神はいたずらに人を苦しめるのではありません。神の口から出る一つ一つの言葉によって生きる喜びを実地教育しておられるのです。私たちは荒れ野に住んでいるわけではありませんが、さまざまの恐れや不安に囲まれて試練に遭っているという意味では、私たちの生活も「荒れ野」だと言ってよいでしょう。つねに不足を訴え、神に信頼し切れず、世の誘惑に負けそうになります。でも、実は、神は昔と変わらず、忍耐強く、愛と寛容をもって私たちの生活を見守り、恵みを与えていてくださいます。神は私たちが「人はパンだけで生きるのではなく、人は主の口から出るすべての言葉によって生きること」を望んでおられるのです。

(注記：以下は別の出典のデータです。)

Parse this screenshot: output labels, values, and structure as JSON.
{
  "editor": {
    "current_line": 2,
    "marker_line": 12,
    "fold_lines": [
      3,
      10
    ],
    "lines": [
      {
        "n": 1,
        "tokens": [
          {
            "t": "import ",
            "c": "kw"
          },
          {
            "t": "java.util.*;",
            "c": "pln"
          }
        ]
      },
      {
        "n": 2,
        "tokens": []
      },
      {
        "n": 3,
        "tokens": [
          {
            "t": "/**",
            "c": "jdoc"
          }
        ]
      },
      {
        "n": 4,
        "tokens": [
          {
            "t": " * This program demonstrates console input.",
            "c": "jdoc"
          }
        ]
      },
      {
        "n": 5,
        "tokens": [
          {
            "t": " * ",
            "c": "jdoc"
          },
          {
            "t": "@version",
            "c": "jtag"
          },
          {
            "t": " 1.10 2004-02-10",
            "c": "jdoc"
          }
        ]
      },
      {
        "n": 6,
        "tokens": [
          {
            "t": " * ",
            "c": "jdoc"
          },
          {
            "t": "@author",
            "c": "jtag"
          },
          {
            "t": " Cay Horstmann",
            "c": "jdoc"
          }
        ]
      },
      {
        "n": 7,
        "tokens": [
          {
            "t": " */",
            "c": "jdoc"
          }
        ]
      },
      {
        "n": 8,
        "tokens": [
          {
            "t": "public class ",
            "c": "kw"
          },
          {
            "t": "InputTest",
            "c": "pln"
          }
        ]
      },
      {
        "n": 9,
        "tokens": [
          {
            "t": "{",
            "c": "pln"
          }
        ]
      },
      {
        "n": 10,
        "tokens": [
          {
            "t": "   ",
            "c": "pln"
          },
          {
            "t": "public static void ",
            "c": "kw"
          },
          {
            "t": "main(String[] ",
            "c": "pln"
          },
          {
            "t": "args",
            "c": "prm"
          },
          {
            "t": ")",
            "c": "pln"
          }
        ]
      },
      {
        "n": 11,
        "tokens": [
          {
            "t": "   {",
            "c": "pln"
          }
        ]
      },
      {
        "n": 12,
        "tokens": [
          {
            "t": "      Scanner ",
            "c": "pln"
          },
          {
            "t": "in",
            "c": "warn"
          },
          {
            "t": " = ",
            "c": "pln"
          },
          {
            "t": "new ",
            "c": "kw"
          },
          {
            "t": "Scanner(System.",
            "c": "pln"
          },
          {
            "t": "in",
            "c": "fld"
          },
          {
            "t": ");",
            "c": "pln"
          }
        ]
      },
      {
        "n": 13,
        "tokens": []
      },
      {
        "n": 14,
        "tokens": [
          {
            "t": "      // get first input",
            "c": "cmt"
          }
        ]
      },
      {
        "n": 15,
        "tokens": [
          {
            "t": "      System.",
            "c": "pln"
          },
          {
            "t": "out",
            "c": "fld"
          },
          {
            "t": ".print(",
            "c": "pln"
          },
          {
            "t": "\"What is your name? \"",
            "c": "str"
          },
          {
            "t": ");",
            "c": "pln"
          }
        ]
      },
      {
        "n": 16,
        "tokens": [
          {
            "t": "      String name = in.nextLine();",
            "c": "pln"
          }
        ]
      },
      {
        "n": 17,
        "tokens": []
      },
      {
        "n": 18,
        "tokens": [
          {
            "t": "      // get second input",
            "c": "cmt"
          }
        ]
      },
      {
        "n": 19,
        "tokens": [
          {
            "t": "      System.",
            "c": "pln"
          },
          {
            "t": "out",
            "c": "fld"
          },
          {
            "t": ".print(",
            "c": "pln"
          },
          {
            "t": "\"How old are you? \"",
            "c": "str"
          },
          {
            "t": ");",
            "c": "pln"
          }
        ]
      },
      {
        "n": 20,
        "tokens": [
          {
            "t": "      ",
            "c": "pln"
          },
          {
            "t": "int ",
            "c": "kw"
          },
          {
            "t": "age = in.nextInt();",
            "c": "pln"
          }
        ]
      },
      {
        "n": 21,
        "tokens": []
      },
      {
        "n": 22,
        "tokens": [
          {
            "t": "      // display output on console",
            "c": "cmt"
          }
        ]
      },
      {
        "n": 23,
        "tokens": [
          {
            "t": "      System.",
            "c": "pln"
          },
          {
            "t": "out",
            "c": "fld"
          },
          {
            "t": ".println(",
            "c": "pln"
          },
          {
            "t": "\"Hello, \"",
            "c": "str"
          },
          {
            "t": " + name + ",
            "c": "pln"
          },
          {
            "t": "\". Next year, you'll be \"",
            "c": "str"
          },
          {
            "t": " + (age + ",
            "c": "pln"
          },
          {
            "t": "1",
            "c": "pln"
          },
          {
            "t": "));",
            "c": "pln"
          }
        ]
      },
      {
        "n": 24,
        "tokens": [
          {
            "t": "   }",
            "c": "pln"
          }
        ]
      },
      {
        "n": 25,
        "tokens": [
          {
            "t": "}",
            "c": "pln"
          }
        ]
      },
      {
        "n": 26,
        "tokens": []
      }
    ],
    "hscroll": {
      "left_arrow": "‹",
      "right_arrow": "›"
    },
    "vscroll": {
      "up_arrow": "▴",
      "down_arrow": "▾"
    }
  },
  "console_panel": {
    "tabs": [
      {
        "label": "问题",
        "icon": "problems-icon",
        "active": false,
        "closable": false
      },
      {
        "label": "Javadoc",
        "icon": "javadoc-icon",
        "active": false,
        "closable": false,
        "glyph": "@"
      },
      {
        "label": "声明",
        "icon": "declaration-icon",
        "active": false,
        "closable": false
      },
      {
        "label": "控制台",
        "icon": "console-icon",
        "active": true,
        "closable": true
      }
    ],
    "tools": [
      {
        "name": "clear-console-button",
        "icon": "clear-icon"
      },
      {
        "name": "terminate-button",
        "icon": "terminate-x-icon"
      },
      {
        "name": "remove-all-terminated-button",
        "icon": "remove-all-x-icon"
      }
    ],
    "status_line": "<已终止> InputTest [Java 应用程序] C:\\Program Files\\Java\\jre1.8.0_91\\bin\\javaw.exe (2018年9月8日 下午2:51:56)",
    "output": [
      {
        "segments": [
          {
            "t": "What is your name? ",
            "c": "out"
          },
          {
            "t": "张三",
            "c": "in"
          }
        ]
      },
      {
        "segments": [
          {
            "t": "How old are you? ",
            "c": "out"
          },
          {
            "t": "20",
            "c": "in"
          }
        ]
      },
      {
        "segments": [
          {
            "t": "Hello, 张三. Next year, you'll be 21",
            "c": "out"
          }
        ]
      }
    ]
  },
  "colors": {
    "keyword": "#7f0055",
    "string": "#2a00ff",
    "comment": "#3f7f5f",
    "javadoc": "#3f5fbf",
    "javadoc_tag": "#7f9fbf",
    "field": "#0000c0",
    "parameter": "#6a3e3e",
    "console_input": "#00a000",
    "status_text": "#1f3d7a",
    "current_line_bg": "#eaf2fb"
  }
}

マタイ4章10によると、イエスさまは悪魔の誘惑を聖書の言葉を引用するとともに、「退け、サタン」と言って退けました。この言葉はイエスさまの受難予告のあとにも出てきます。《このときから、イエスは、御自分が必ずエルサレムに行って、長老、祭司長、律法学者たちから多くの苦しみを受けて殺され、三日目に復活することになっている、と弟子たちに打ち明け始められた。すると、ペトロはイエスをわきへお連れして、いさめ始めた。「主よ、とんでもないことです。そんなことがあってはなりません。」イエスは振り向いてペトロに言われた。「サタン、引き下がれ。あなたはわたしの邪魔をする者。神のことを思わず、人間のことを思っている」》(マタイ16章21~23)。悪魔はペトロの口を通してでも、イエスさまを十字架の道、人の苦難を身代わりになって負うメシアの道から引き離そうとするのです。イエスさまの全生涯は聖霊の導きの下にありましたが、同時に誘惑もまた絶えずともないました。

この荒れ野の試練は、私たちイエスさまに従う者たちにとっても、信仰の戦いのモデルとして、毎年繰り返し読まれます。私たちもまた、み言葉に堅く立って誘惑と戦いましょう。とは言っても、私たちは信仰とともに弱さをも持ちあわせています。そのためにも、誘惑に遭われたイエスさまを仰ぎましょう。《さて、わたしたちには、もろもろの天を通過された偉大な大祭司、神の子イエスが与えられているのですから、わたしたちの公に言い表している信仰をしっかり保とうではありませんか。この大祭司は、わたしたちの弱さに同情できない方ではなく、罪を犯されなかったが、あらゆる点において、わたしたちと同様に試練に遭われたのです。だから、憐れみを受け、恵みにあずかって、時宜にかなった助けをいただくために、大胆に恵みの座に近づこうではありませんか》(ヘブライ4章14~16)。

人知ではとうてい測り知ることのできない神の平安が、あなたがたの心と思いとを、キリスト・イエスにあって守るように。